Depuis les législatives anticipées du 17 novembre 2024, un même discours revient : la majorité de 130 députés obtenue par PASTEF ne serait pas le produit d’une adhésion populaire, mais l’effet d’un mode de scrutin trop favorable au vainqueur. Autrement dit, ce ne serait pas le peuple qui aurait donné cette majorité, mais le code électoral.
L’argument est séduisant, car il déplace le débat du terrain politique vers celui des mathématiques électorales et évite de s’interroger sur les causes de l’effondrement de l’opposition. Pourtant, les chiffres comme les mécanismes du scrutin le démentent.
Qu’une réforme du système électoral soit discutée est parfaitement légitime. Mais utiliser ce débat pour présenter la victoire de PASTEF comme une simple illusion statistique relève davantage du déni politique que de l’analyse institutionnelle.
Une majorité que les électeurs ont donnée avant que le mode de scrutin ne l’amplifie
La première erreur consiste à confondre une majorité populaire avec son amplification en sièges.
Le 17 novembre 2024, PASTEF a obtenu 1 991 770 voix, soit 54,97 % des 3 623 633 suffrages exprimés, dans une élection où 41 listes et coalitions étaient en compétition. Cette majorité absolue permet de tester l’argument selon lequel la majorité parlementaire serait une simple fabrication du mode de scrutin.
Même avec une proportionnelle nationale intégrale, le système le plus favorable aux minorités, PASTEF aurait obtenu 90 à 91 sièges sur 165, alors que la majorité absolue est fixée à 83. Le parti aurait donc disposé, dans tous les cas, d’une majorité suffisante pour gouverner.
Le Raw Gàddu a amplifié cette victoire ; il ne l’a pas créée. La majorité est née dans les urnes avant d’être traduite en sièges. Confondre les règles de conversion des voix avec la volonté des électeurs, c’est inverser la cause et la conséquence.
La proportionnelle départementale produirait exactement l’effet inverse de celui recherché
Les critiques du système actuel proposent de supprimer la prime majoritaire au profit d’une proportionnelle départementale. L’idée paraît séduisante, mais elle se heurte à une règle bien connue de l’ingénierie électorale : la proportionnelle ne corrige réellement les écarts que lorsqu’un nombre suffisant de sièges est à répartir. Dans les circonscriptions qui n’élisent qu’un, deux ou trois députés, elle favorise mécaniquement la liste arrivée en tête.

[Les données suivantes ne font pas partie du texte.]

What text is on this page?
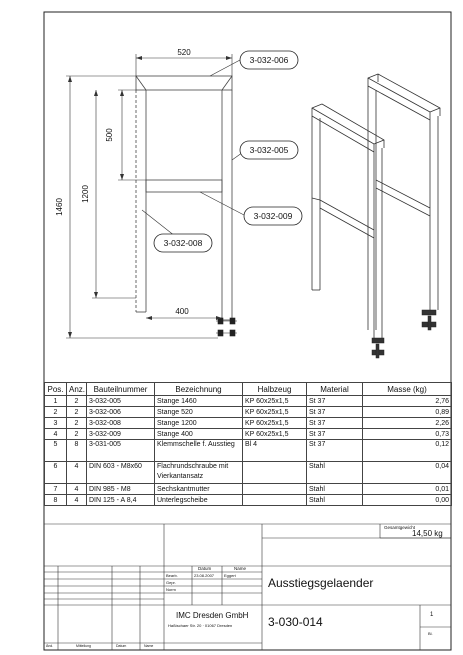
3-032-006
3-032-005
3-032-009
3-032-008
520
500
1200
1460
400
Pos.	Anz.	Bauteilnummer	Bezeichnung	Halbzeug	Material	Masse (kg)
1	2	3-032-005	Stange 1460	KP 60x25x1,5	St 37	2,76
2	2	3-032-006	Stange 520	KP 60x25x1,5	St 37	0,89
3	2	3-032-008	Stange 1200	KP 60x25x1,5	St 37	2,26
4	2	3-032-009	Stange 400	KP 60x25x1,5	St 37	0,73
5	8	3-031-005	Klemmschelle f. Ausstieg	Bl 4	St 37	0,12
6	4	DIN 603 - M8x60	Flachrundschraube mit Vierkantansatz		Stahl	0,04
7	4	DIN 985 - M8	Sechskantmutter		Stahl	0,01
8	4	DIN 125 - A 8,4	Unterlegscheibe		Stahl	0,00
Gesamtgewicht
14,50 kg
Datum	Name
Bearb.	23.08.2007 Eggert
Gepr.
Norm	Ausstiegsgelaender
IMC Dresden GmbH
Haßtschaer Str. 20 · 01067 Dresden	3-030-014	1
Bl.
Änd.	Mitteilung	Datum	Name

C’est précisément le cas du Sénégal. La plupart des 46 départements, comme les 8 circonscriptions de la diaspora qui élisent 15 députés, ne disposent que d’un à trois sièges. Au total, 54 circonscriptions élisent 112 députés, un découpage qui réduit fortement l’effet correcteur de la proportionnelle.
Or, en novembre 2024, PASTEF est arrivé en tête dans 42 des 46 départements et dans la quasi-totalité des circonscriptions de la diaspora. Dans ces conditions, une proportionnelle départementale lui aurait probablement attribué 112 à 120 sièges. La dispersion des voix entre Takku Wallu, Jàmm ak Njariñ, Sàmm Sa Kàddu et les autres listes aurait continué de favoriser PASTEF dans la plupart des petites circonscriptions.
Autrement dit, la réforme proposée aurait très probablement produit l’effet inverse de celui recherché.
Les véritables victimes auraient été les petites formations politiques
Une autre conséquence est rarement évoquée. Les petites listes qui ont obtenu un député en 2024 (Farlu, Les Nationalistes ou Sénégaal Kese…) ne le doivent qu’au quotient national. Dans une proportionnelle limitée aux départements et aux circonscriptions de la diaspora, où il aurait souvent fallu recueillir 20 à 35 % des voix pour obtenir un siège, aucune n’aurait été représentée.
Présentée comme un moyen de renforcer le pluralisme, cette réforme aurait donc probablement produit l’effet inverse en concentrant davantage les sièges entre deux ou trois grandes forces politiques.
Le débat sur une réforme du système électoral est parfaitement légitime. Mais prétendre que la majorité parlementaire de PASTEF serait le simple produit d’une mécanique électorale revient à oublier une évidence démocratique : les modes de scrutin répartissent les sièges ; ce sont les citoyens qui fabriquent les majorités.